Ivan savait qu’ils n’avaient aucune chance. Leur mère était morte, ils ne savaient pas chasser, et la meute la plus proche était à des kilomètres. Le garde forestier se redressa et réfléchit. Selon les règles de la réserve, il était interdit d’interférer avec la nature, mais comment laisser ces petits mourir ?

— Eh bien, les gars, il semble que je vais devoir vous emmener avec moi, — murmura-t-il et commença doucement à envelopper les louveteaux dans son vieux manteau de toile.

Dans la cabane où Ivan vivait toute l’année, les louveteaux s’adaptèrent vite. Il leur donna des noms : Gris, Patte et Vent. Patte était un peu boiteuse, probablement à cause d’une vieille blessure. Gris était têtu, tandis que Vent était le plus curieux. Ivan acheta du lait au village, les nourrissant au biberon, puis commença à leur donner de la viande cuite et du poisson.

Chaque jour, les louveteaux grandissaient et leur comportement devenait de plus en plus assuré. Ils jouaient sur la véranda, se poursuivaient et parfois tentaient même d’attaquer Ivan pour le surprendre et s’amuser.

Mais bientôt, des problèmes survinrent. Les voisins du village, ayant appris qu’Ivan avait recueilli des loups, commencèrent à murmurer. Au magasin, on le regardait de travers, et l’un des habitants déclara :

— Pourquoi nourris-tu ces animaux ? Ils finiront par venir après nos vaches !

— Ils retourneront dans la forêt, — répondit Ivan. — C’est temporaire.

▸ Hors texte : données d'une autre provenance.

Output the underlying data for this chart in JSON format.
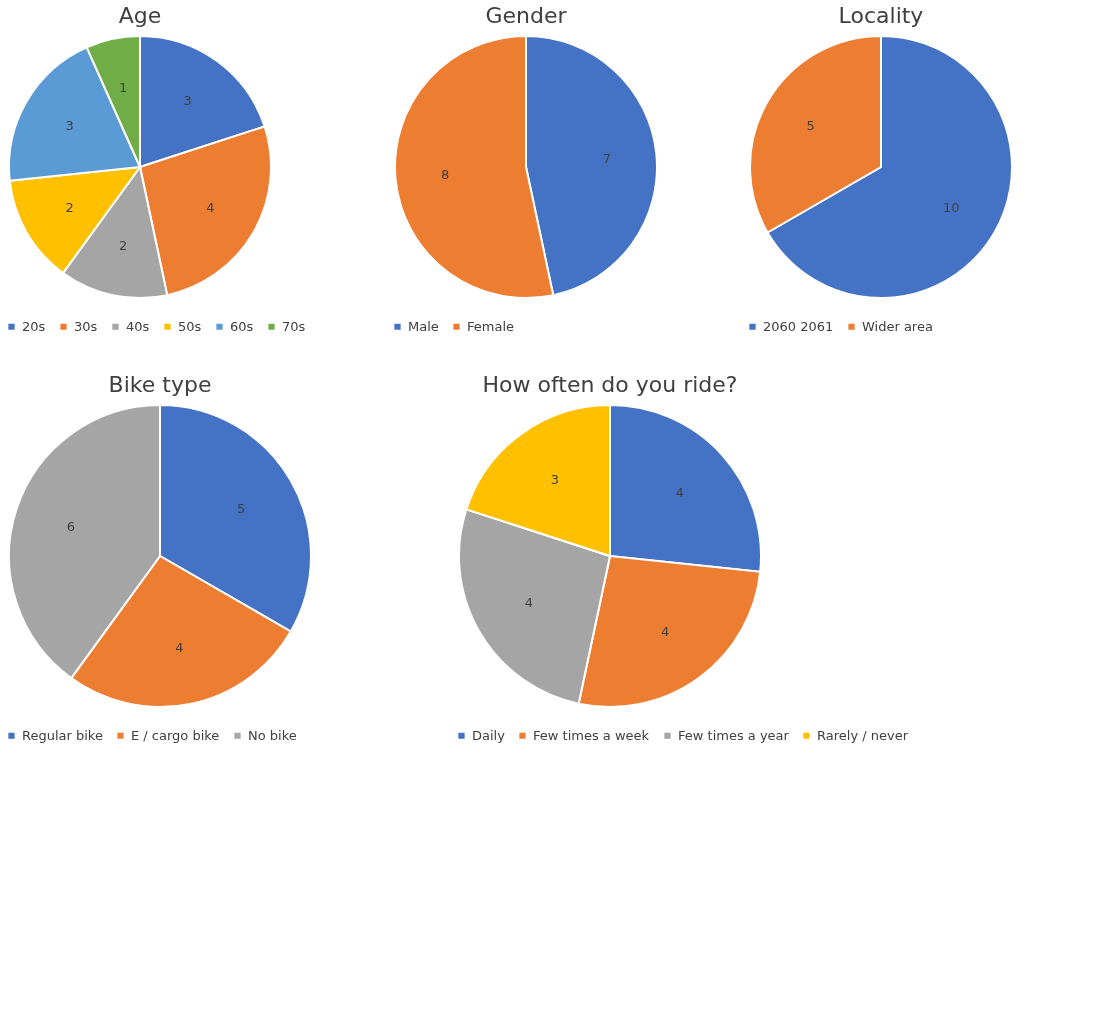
{
  "chart_data": [
    {
      "type": "pie",
      "title": "Age",
      "categories": [
        "20s",
        "30s",
        "40s",
        "50s",
        "60s",
        "70s"
      ],
      "values": [
        3,
        4,
        2,
        2,
        3,
        1
      ],
      "colors": [
        "#4472c4",
        "#ed7d31",
        "#a5a5a5",
        "#ffc000",
        "#5b9bd5",
        "#70ad47"
      ],
      "data_labels": true,
      "legend": "bottom"
    },
    {
      "type": "pie",
      "title": "Gender",
      "categories": [
        "Male",
        "Female"
      ],
      "values": [
        7,
        8
      ],
      "colors": [
        "#4472c4",
        "#ed7d31"
      ],
      "data_labels": true,
      "legend": "bottom"
    },
    {
      "type": "pie",
      "title": "Locality",
      "categories": [
        "2060 2061",
        "Wider area"
      ],
      "values": [
        10,
        5
      ],
      "colors": [
        "#4472c4",
        "#ed7d31"
      ],
      "data_labels": true,
      "legend": "bottom"
    },
    {
      "type": "pie",
      "title": "Bike type",
      "categories": [
        "Regular bike",
        "E / cargo bike",
        "No bike"
      ],
      "values": [
        5,
        4,
        6
      ],
      "colors": [
        "#4472c4",
        "#ed7d31",
        "#a5a5a5"
      ],
      "data_labels": true,
      "legend": "bottom"
    },
    {
      "type": "pie",
      "title": "How often do you ride?",
      "categories": [
        "Daily",
        "Few times a week",
        "Few times a year",
        "Rarely / never"
      ],
      "values": [
        4,
        4,
        4,
        3
      ],
      "colors": [
        "#4472c4",
        "#ed7d31",
        "#a5a5a5",
        "#ffc000"
      ],
      "data_labels": true,
      "legend": "bottom"
    }
  ]
}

Mais les discussions ne cessèrent pas. Le maire du village rendit visite à Ivan et le prévint sévèrement :

— Ivan Nikolaïevitch, avoir des loups à la maison, c’est dangereux. Je pense qu’il serait mieux de les endormir ou de les emmener plus loin.

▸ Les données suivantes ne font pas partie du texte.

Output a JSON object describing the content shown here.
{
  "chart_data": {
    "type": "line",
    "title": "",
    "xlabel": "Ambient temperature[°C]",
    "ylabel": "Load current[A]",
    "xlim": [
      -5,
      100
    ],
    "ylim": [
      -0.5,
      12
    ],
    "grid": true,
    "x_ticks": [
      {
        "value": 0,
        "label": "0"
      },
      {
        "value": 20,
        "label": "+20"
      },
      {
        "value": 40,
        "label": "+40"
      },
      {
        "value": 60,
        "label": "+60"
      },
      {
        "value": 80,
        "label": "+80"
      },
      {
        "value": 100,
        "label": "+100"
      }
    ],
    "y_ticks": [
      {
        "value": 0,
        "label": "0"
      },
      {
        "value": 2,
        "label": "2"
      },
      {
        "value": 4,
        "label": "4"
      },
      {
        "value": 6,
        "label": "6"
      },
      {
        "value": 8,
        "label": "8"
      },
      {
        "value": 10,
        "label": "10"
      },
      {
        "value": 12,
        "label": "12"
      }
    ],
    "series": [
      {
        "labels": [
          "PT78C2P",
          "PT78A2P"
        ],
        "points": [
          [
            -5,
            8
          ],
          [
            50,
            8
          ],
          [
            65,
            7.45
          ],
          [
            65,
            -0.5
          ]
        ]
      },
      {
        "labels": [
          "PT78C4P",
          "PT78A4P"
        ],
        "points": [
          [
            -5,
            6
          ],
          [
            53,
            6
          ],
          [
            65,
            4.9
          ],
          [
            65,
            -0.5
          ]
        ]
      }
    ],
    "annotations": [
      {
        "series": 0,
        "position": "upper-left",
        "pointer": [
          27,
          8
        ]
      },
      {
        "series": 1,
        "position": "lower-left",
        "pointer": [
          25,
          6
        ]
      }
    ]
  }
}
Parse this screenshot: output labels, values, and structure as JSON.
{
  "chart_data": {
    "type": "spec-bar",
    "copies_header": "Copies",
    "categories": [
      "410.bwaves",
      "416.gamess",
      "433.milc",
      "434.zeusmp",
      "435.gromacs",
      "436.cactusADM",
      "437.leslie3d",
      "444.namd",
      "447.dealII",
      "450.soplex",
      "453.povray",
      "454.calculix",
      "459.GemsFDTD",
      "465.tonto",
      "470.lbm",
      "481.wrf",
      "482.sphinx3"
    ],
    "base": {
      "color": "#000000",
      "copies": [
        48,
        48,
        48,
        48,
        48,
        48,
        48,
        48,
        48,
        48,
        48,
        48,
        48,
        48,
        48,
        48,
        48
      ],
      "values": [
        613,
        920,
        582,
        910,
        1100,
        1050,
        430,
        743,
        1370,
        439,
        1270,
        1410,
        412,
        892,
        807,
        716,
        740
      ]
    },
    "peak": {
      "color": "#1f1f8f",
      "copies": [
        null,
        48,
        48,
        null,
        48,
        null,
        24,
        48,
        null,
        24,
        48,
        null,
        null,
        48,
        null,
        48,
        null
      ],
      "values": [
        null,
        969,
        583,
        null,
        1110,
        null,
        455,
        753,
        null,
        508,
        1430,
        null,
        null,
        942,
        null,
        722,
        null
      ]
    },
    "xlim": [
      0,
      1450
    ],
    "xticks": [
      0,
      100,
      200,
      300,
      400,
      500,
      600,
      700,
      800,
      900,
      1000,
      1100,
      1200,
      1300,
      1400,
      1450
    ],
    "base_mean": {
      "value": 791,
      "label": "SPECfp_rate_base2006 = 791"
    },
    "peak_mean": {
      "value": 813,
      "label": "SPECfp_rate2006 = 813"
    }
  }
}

Ivan garda le silence, serrant les poings. Mais à l’intérieur de lui, il savait qu’il allait se battre pour ses protégés jusqu’au bout.

Quand les louveteaux grandirent, Ivan commença à les préparer à retourner dans la nature. Avec l’aide de ses collègues écologistes, il aménagea une zone d’entraînement avec un enclos, où les louveteaux pouvaient chasser des lapins et des faisans relâchés. Il ne les dérangeait pas, observant simplement à distance.

Peu à peu, les louveteaux perdirent leur intérêt pour la nourriture humaine et apprirent à se nourrir eux-mêmes. Ivan remarqua que Gris avait pris le rôle de leader, Patte veillait à la prudence, et Vent était souvent en charge de la reconnaissance.

C’est alors que les braconniers firent de nouveau surface. Lors d’une patrouille, Ivan tomba sur des pièges installés autour de la réserve. En les désactivant, il marcha sur une racine affaissée, perdit pied et tomba dans l’un des pièges laissés par les chasseurs. Sa jambe fut coincée et blessée. Son sifflet, qui pendait toujours autour de son cou, tomba au fond du piège. Ivan cria, mais personne ne répondit.

Soudain, une ombre apparut dans les buissons. Gris. Ivan esquissa un faible sourire.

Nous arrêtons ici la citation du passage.